Q3. In which organisms does the mother determine the sex of offspring?
In organisms with the ZW-ZZ system (birds, butterflies, some fish). The female is ZW (produces Z and W eggs) and the male is ZZ (produces only Z sperm). The egg determines whether the offspring is male (Z egg + Z sperm = ZZ) or female (W egg + Z sperm = ZW).
Q4. What are homologous organs? Give two examples.
Homologous organs have the same embryonic origin and basic structure but may perform different functions. Examples: (1) Human arm and whale flipper — both have humerus, radius, ulna, carpals, but arm is for grasping and flipper is for swimming. (2) Human arm and bat wing — same bones, but wing is for flying. Homologous organs are evidence of common ancestry (divergent evolution).
Q5. How does natural selection differ from artificial selection?
In natural selection, nature determines which traits are advantageous — organisms with better-adapted traits survive and reproduce. In artificial selection, humans choose which traits are desirable and selectively breed organisms with those traits (dog breeding, crop improvement). Both change allele frequencies in populations, but artificial selection is faster and directed towards human goals.
FAQs
Are all mutations harmful? No.

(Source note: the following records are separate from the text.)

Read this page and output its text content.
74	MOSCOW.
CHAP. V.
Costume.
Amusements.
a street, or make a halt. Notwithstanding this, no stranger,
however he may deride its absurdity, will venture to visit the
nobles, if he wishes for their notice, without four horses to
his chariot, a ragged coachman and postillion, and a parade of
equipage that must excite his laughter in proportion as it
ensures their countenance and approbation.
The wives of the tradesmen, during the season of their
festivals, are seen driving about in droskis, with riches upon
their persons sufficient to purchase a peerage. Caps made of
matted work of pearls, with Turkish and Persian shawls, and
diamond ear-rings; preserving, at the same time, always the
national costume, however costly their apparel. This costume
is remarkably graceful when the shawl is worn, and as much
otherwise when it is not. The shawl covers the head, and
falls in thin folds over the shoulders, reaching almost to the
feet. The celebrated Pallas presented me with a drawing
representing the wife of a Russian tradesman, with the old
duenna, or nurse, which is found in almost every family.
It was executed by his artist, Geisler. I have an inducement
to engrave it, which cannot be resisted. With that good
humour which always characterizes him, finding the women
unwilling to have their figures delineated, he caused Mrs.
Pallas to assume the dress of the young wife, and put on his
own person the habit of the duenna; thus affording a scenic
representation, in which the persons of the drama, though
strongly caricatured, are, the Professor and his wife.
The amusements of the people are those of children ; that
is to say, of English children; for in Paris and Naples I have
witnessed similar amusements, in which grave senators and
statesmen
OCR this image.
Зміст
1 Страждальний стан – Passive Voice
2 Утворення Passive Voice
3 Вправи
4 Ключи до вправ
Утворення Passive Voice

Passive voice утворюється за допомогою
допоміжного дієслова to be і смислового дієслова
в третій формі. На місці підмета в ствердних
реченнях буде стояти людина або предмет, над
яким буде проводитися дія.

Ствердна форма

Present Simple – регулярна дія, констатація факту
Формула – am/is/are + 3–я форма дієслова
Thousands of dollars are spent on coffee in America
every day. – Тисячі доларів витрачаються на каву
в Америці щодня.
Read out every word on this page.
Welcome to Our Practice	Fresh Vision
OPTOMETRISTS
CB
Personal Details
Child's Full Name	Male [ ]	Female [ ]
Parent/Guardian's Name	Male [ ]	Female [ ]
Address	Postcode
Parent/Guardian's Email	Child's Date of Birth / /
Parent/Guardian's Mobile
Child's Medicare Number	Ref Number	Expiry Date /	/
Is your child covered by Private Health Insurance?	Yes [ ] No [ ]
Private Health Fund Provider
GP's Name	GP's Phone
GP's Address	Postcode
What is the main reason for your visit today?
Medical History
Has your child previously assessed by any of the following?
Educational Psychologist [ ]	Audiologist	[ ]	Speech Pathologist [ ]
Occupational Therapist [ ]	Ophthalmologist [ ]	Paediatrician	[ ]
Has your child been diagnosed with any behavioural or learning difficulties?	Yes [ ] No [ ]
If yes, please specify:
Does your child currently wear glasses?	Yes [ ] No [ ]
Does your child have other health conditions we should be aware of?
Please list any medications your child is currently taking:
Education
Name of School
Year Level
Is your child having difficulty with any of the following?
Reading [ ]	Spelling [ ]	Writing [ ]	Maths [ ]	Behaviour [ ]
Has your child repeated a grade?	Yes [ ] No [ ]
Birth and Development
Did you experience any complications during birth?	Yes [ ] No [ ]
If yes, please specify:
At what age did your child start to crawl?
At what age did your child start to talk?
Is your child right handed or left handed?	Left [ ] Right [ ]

Most mutations are neutral (they occur in non-coding DNA or do not change protein function). Some are harmful (sickle cell mutation when homozygous). A few are beneficial (sickle cell trait provides malaria resistance when heterozygous). The effect depends on the environment.
Can two brown-eyed parents have a blue-eyed child? Yes, if both parents are heterozygous (Bb). There is a 25% chance of a bb (blue-eyed) child in each pregnancy. This is a classic application of Mendel’s law of segregation.
Why do some diseases run in families? Genetic diseases are caused by mutations in specific genes. If both parents carry a recessive disease allele (are carriers), they can have affected children (25% chance). This is why diseases like sickle cell anaemia, cystic fibrosis, and thalassemia appear more frequently in certain families.
What is the difference between heredity and inheritance? The terms are often used interchangeably. Technically, heredity refers to the general phenomenon of traits being passed from parents to offspring. Inheritance refers to the specific pattern by which a particular trait is passed (dominant, recessive, X-linked, etc.).
Heredity is where genetics becomes real for students. Connect it to family traits you can see, and the abstractions become obvious.